La Bataille d'Arras

Vimy : Une véritable place forte…

Les Allemands sont installés sur la crête de Vimy : Zone stratégique et poste d'observation privilégié il en firent une place forte particulièrement difficile à prendre. Trois réseaux de tranchées comprenant chacun 12 lignes de tranchées, des tunnels, des abris, des mitrailleuses et des barbelés… Une véritable infrastructure avec lignes téléphoniques et éclairage électrique. Toutes les tentatives pour prendre la crête étaient jusqu'alors restées infructueuses…

C'est le prince Rupprecht de Bavière qui avait pour mission de commander les troupes Allemandes et de conserver Vimy. Avec lui, la force de huit divisions plus neuf divisions de réserve.

DROIT DE CITE A ARRAS
La commémoration des 90 ans de la bataille d'Arras


Des préparatifs d'envergure…

C'est donc avec beaucoup de méthodologie et de préparation que les alliés prépareront la prise de la crête. Etude des lieux, des expériences passées, préparation des hommes. Les équipes du génie s'emploieront à creuser des tunnels sous les lignes ennemies, installeront des lignes de communication et organiseront le ravitaillement.

Les Allemands s'attendaient initialement à une attaque entre Reims et Soisson mais découvriront vite les projets des alliés. L'effet de surprise devenant difficile : C'est un bombardement préliminaire de la zone par les Anglais qui permettra de préparer le terrain. Tranchées ennemies, unités de communication, batteries ennemies préalablement localisées en feront les frais et de lourds moyens auront été utilisés : Les Anglais auront également profité de l'occasion pour tester le nouveau " Projecteur de Livens " leur permettant de lancer sur l'ennemi plus de quarante tonnes de gaz.

A l'aube du jour J pour la conquête de la crête il ne semblait plus guère possible que subsiste un survivant Allemand au milieu de ce chaos.

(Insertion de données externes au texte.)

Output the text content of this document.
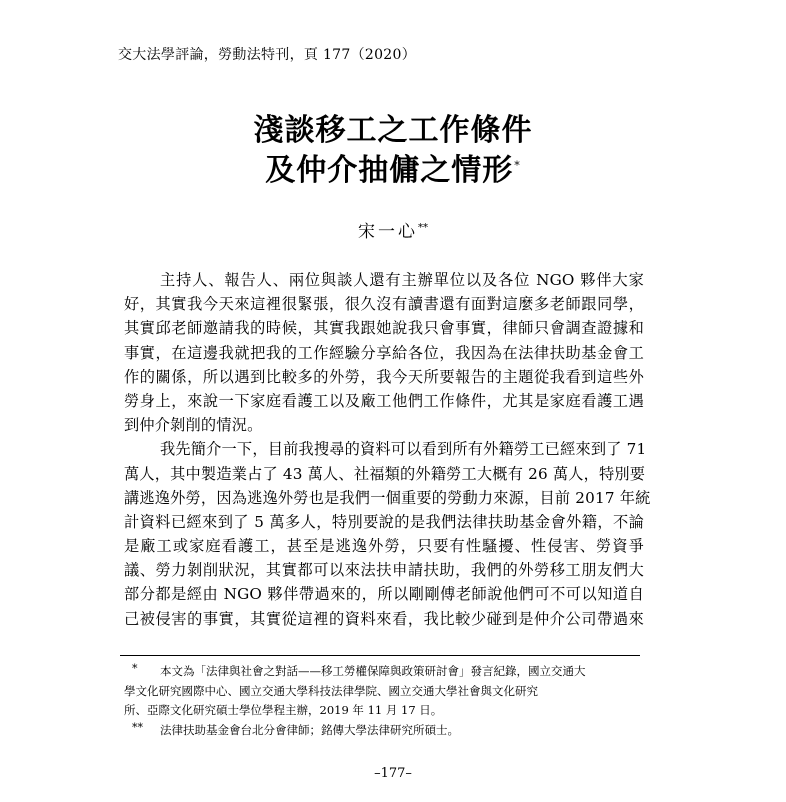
交大法學評論，勞動法特刊，頁 177（2020）
淺談移工之工作條件
及仲介抽傭之情形*
宋一心**
主持人、報告人、兩位與談人還有主辦單位以及各位 NGO 夥伴大家
好，其實我今天來這裡很緊張，很久沒有讀書還有面對這麼多老師跟同學，
其實邱老師邀請我的時候，其實我跟她說我只會事實，律師只會調查證據和
事實，在這邊我就把我的工作經驗分享給各位，我因為在法律扶助基金會工
作的關係，所以遇到比較多的外勞，我今天所要報告的主題從我看到這些外
勞身上，來說一下家庭看護工以及廠工他們工作條件，尤其是家庭看護工遇
到仲介剝削的情況。
我先簡介一下，目前我搜尋的資料可以看到所有外籍勞工已經來到了 71
萬人，其中製造業占了 43 萬人、社福類的外籍勞工大概有 26 萬人，特別要
講逃逸外勞，因為逃逸外勞也是我們一個重要的勞動力來源，目前 2017 年統
計資料已經來到了 5 萬多人，特別要說的是我們法律扶助基金會外籍，不論
是廠工或家庭看護工，甚至是逃逸外勞，只要有性騷擾、性侵害、勞資爭
議、勞力剝削狀況，其實都可以來法扶申請扶助，我們的外勞移工朋友們大
部分都是經由 NGO 夥伴帶過來的，所以剛剛傅老師說他們可不可以知道自
己被侵害的事實，其實從這裡的資料來看，我比較少碰到是仲介公司帶過來
* 本文為「法律與社會之對話——移工勞權保障與政策研討會」發言紀錄，國立交通大
學文化研究國際中心、國立交通大學科技法律學院、國立交通大學社會與文化研究
所、亞際文化研究碩士學位學程主辦，2019 年 11 月 17 日。
** 法律扶助基金會台北分會律師；銘傳大學法律研究所碩士。
–177–
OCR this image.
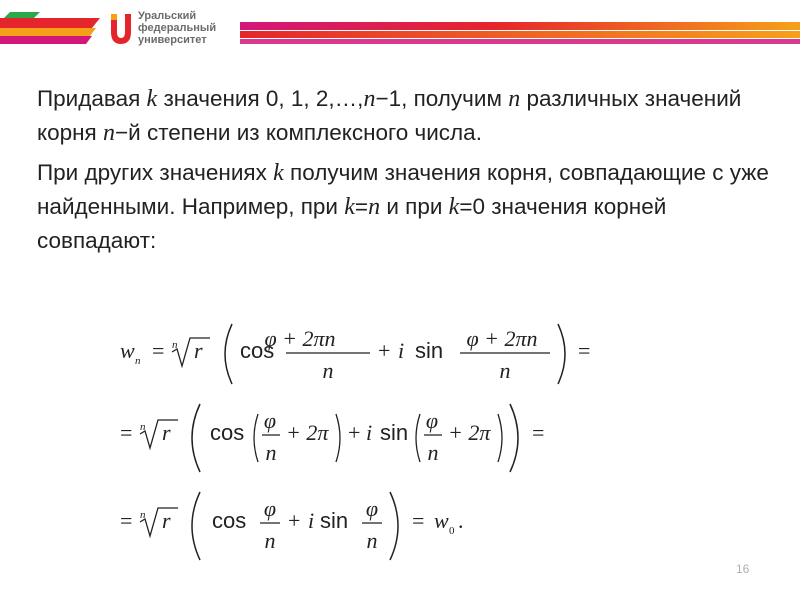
Уральский
федеральный
университет

Придавая k значения 0, 1, 2,…,n−1, получим n различных значений корня n−й степени из комплексного числа.

При других значениях k получим значения корня, совпадающие с уже найденными. Например, при k=n и при k=0 значения корней совпадают:

w n = n r cos
φ + 2πn
n
+ i sin φ + 2πn
n
=
= n r cos φ
n
+ 2π + i sin φ
n
+ 2π =
= n r cos φ
n
+ i sin φ
n
= w 0 .
16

COMMEMORATION AU CIMETIERE ALLEMAND
Commémoration au cimetière Allemand de Saint-Laurent-Blangy


C'est alors que la domination aérienne est devenue un enjeu de première dimension. Les Allemands, disposant d'appareils plus performants et de pilotes de qualité prirent d'abord le dessus et infligèrent de lourdes pertes à la Royal Flying Corps (Maintenant la Royal Air Force). Parmi les unités aériennes Allemandes, le " Circus " du baron Von Richtofen (Le Baron Rouge) : Des pilotes agressifs et agiles avec des appareils monoplace (peints en rouge vif) ont imposé de lourdes pertes à l'aviation Anglaise. Les Anglais ne parviendront à dominer le ciel que par leur supériorité numéraire et en pilonnant les bases aériennes Allemandes juste derrière le front.


L'assaut...

Après une pause importante pour se réorganiser et se consolider, l'attaque a lieu le 9 Avril 1917 et c'est dans les sifflements et le chaos des bombes que l'ennemi commencera à plier n'ayant pour dernière issue que de lancer des fusées éclairantes en guise d'appel à l'aide.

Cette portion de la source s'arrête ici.